Because I gaze at a salary-man (white-collar worker) and such my thoughts recall together with father's shadow,
I may make salary-men. However,
I just make a shape of the salary-man as a character to have intention of a salary-man form that I make.
Then, people may be comprehensible if it has the form in which it carried out reality pursuit.
It is because that I have pursued to catch my father’s figure which recall daringly appropriate for a character.
■ "Oayaji/dad" series has just projected a father's image on the work. Family Box ■
I thought that it was not good for me to put my memories into a work and to make it a form.
Because it was regarded as becoming a self-complacent work, it was not good. Moreover,
I thought that they would become a mere self-satisfied work if they were made into a work
because my father's memories are only memories with me.
Therefore, I did not want to accept this “salary-man” series and "Oyaji/ dad" series to be a father's images.
It is my honest thought. Now again, when I try to consider the depths of my own work a little,
I admitted that this part of my work that I had denied was an important part of my own work.
About parents, I think that everybody can share common recognition.
I consider that the figure of an "oyaji/dad" is a form which expresses "parents"
and people can nurture a common ground of understanding.
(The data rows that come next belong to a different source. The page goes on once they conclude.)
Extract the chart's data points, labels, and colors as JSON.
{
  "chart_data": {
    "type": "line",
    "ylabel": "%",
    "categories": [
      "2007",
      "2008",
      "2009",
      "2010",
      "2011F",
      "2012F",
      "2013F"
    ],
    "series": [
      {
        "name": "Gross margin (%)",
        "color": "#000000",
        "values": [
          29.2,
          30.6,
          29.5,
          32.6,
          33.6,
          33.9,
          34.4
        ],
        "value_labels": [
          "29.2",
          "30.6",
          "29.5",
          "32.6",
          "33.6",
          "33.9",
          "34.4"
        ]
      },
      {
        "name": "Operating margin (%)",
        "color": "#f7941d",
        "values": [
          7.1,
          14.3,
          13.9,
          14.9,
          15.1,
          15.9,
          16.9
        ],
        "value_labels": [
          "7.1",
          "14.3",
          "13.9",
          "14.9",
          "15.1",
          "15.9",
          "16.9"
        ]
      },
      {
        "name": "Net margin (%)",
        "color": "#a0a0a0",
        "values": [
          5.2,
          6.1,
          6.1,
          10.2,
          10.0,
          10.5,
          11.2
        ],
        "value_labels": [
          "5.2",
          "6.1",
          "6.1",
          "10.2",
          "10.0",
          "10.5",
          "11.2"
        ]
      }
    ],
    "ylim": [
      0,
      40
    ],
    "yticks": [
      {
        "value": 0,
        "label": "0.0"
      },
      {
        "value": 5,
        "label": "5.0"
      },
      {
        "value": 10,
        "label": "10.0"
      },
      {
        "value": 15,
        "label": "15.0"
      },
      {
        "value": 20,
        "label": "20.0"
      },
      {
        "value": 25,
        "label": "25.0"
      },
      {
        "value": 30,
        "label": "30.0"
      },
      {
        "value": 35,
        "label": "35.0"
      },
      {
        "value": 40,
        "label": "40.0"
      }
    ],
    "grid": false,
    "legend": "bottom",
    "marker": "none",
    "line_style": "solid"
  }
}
By mixing my memories which I experienced with my father,
There is a world of the work which does not exist in the form anywhere.
When my memories with my parents are expressed in the view of the world of a work,
I think that a view of my world is sharable.
If a third party looks at the view of the world, their feeling would synchronize in somewhere.
And I believe that does the new world also expand in their view of the world which looked at it,
and the world will broaden infinitely.
Just because there is "parents,"
there are all. I regard all also of my existence and works as their being, just by there is existence of "parents."
Family Box is a view of the world done from such a thought.
I wished to remain the form which is respected and regard my father, who respects forever,
And may existence of parents there continue being also in whose heart eternally!